Multiconcept operator CH Projects, which has developed some of Southern California's most progressive one-off restaurants, recently opened the second iteration of its popular UnderBelly ramen bar.

The original, housed in a 900-square-foot space in San Diego's Little Italy neighborhood, is limited largely by space but that's not an issue at the new UnderBelly II. Located in a retail and residential development by architect Jonathan Segal in the city's North Park community, UnderBelly II boasts 1,800 square feet of interior space and another 1,000 square feet of prime, street-corner patio space.

Designer Paul Basile used raw materials and natural elements to create an interior that's contemporary and distinctive. Inside, unique materials span every wall, including a custom plywood panel and LED light installation that covers the majority of the internal wall structure from floor to ceiling. The wood panels mimic the gills of a fish with an intricate overlapping grid system. A similar treatment was used on the restaurant's ceilings and around the hood surrounding the restaurant's yakatori grill.


Upon entry, guests approach the order counter, which features a brass L-shaped poll running through a tiered, live-edge Blue Pine stand. It sits at one end of the 10-seat yakatori bar, creating a sleek and uniform counter. The metal, geometric bar stools used here and at the restaurant's large, U-shaped bar are the same as those used at the original UnderBelly.
Live-edge Blue Pine was also used to create oversized, branded door handles and to cover the bar.


UnderBelly II's bar features a custom 5-foot vertical tap system with freestanding copper and stainless steel drip pans. The tap handles are also fashioned from Blue Pine and flooring around the bar is blue stone.

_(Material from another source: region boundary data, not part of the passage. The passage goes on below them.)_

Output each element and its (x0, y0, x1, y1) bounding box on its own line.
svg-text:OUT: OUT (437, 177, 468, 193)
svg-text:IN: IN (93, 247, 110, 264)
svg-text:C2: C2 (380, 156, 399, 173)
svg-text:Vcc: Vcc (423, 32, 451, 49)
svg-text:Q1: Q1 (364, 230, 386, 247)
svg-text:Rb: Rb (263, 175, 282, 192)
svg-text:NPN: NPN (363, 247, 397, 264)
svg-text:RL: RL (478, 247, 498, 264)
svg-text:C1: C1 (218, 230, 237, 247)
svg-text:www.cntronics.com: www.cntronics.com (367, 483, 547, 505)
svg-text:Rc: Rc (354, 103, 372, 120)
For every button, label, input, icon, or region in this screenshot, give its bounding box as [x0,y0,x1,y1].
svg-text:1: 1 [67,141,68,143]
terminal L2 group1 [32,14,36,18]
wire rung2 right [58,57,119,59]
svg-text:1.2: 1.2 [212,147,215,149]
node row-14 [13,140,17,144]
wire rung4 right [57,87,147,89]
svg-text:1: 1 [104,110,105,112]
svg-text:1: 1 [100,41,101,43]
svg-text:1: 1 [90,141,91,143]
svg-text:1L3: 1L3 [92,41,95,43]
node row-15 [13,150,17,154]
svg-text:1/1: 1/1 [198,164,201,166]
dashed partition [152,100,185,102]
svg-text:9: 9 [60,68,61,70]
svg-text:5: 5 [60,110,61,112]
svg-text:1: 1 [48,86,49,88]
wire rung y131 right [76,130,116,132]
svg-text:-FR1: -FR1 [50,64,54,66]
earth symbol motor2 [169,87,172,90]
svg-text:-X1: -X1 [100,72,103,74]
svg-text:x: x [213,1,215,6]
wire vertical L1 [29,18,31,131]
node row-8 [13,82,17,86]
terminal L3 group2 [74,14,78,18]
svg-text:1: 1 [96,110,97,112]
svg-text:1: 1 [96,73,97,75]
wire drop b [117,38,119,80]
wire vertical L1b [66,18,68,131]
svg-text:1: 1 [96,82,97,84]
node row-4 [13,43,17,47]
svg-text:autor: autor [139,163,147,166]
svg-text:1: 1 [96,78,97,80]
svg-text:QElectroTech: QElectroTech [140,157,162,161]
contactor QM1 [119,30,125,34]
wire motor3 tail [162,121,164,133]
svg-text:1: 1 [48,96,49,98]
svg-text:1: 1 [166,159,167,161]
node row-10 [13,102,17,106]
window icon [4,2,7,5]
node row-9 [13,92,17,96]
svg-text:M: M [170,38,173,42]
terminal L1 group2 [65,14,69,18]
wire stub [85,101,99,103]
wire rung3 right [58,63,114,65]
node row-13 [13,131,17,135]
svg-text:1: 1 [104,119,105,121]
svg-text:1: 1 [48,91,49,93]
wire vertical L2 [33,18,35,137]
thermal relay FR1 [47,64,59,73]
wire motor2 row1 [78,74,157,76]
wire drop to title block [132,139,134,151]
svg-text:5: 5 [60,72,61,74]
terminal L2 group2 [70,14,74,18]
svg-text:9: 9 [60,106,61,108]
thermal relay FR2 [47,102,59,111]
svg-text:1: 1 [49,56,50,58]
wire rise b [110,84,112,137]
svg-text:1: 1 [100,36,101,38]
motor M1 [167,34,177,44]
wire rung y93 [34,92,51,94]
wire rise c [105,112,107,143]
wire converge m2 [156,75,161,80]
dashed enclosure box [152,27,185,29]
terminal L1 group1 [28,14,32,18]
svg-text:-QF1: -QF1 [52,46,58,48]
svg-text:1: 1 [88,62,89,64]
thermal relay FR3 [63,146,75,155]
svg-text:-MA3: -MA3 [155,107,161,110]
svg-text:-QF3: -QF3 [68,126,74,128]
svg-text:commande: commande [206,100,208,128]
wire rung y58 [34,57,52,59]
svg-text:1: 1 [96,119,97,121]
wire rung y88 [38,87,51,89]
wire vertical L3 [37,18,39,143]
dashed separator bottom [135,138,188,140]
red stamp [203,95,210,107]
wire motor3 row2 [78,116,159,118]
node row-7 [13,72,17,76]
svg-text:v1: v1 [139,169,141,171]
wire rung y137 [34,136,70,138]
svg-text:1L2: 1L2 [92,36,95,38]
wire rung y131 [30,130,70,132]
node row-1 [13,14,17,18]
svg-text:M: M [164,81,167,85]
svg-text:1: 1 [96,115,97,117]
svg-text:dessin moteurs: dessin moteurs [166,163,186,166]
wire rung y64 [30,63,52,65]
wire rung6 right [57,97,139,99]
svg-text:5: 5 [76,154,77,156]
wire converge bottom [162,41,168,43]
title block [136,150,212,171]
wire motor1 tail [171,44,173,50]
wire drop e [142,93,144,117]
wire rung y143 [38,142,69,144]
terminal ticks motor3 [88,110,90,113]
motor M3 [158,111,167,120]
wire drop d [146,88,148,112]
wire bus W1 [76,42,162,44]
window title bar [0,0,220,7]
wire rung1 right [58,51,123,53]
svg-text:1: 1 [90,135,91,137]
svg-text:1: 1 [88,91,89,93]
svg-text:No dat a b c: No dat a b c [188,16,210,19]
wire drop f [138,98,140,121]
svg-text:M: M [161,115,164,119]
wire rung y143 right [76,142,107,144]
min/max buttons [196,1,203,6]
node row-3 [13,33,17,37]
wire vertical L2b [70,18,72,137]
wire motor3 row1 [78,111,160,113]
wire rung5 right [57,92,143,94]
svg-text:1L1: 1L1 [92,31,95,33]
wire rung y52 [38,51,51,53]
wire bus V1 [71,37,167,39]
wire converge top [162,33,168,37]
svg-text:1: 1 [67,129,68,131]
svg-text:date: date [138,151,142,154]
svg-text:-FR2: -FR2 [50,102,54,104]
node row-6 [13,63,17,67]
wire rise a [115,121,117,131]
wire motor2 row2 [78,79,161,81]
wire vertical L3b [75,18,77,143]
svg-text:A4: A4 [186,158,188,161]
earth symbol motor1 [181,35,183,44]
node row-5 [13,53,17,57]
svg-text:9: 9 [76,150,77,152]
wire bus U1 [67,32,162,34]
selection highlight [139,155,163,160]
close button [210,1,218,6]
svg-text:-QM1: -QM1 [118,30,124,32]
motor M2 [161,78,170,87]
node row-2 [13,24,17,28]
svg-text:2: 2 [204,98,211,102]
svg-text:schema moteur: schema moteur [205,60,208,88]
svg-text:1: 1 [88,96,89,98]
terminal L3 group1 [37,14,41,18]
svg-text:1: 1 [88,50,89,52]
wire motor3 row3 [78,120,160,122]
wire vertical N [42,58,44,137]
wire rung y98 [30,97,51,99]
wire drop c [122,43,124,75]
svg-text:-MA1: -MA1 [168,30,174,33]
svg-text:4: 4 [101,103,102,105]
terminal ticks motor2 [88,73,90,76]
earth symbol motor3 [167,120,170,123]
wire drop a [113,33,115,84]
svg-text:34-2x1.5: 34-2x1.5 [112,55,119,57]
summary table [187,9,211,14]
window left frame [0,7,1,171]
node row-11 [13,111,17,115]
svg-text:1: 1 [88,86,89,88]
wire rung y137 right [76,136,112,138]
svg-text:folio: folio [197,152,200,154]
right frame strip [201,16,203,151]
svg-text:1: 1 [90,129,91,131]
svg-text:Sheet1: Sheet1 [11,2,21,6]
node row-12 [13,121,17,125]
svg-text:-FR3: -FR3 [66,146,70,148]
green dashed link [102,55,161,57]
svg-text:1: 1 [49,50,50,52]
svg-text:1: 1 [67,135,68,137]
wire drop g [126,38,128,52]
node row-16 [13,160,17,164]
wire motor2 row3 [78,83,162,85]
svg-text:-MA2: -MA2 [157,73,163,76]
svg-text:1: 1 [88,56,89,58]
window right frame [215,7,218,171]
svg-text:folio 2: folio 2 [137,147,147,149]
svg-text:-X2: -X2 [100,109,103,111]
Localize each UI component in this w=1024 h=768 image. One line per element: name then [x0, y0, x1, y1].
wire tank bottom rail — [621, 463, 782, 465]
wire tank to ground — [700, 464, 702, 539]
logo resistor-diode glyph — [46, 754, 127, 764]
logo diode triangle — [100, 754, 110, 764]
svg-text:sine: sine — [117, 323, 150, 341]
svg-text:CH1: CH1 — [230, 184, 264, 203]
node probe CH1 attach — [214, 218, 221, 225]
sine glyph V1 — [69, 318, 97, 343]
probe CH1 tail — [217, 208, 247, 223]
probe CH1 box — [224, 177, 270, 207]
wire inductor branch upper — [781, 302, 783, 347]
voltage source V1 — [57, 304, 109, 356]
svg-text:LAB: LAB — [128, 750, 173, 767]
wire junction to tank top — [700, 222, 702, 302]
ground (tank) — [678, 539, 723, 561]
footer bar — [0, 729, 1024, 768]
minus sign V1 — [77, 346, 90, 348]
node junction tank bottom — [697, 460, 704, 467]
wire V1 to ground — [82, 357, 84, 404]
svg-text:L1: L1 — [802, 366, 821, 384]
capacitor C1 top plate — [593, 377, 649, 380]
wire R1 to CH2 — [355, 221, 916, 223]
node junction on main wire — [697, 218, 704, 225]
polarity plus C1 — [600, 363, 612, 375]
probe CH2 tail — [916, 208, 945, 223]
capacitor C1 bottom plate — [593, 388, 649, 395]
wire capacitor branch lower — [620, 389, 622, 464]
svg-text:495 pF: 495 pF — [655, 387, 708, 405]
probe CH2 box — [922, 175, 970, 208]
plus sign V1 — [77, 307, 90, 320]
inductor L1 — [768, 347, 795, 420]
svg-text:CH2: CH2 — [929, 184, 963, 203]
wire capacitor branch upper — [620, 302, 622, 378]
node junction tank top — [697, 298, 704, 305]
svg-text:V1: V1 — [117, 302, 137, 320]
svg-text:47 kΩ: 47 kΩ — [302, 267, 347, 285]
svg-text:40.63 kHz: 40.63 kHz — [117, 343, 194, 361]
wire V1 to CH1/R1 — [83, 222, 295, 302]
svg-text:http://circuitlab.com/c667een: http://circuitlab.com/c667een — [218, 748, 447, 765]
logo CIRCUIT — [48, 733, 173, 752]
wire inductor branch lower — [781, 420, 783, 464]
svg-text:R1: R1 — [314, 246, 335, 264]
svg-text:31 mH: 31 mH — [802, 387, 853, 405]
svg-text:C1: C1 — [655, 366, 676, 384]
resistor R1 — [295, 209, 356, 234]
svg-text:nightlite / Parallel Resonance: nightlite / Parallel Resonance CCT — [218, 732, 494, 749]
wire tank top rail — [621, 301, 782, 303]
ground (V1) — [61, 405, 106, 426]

image004Strategic use of LEDs comes into play in the entryway flooring as well as on the walls. Dots of light are inlaid and shine up through the polished concrete.


Communal indoor/outdoor seating is situated on either side of large glass and steel windows, which flip overhead and create an open and airy seating arrangement. When closed, patrons can still see inside or outside with the window acting as a divider. Additional outdoor seating options include cozy banquettes with site-poured concrete slab tabletops. Centering each of these is a fire feature that "dances" to the music overhead.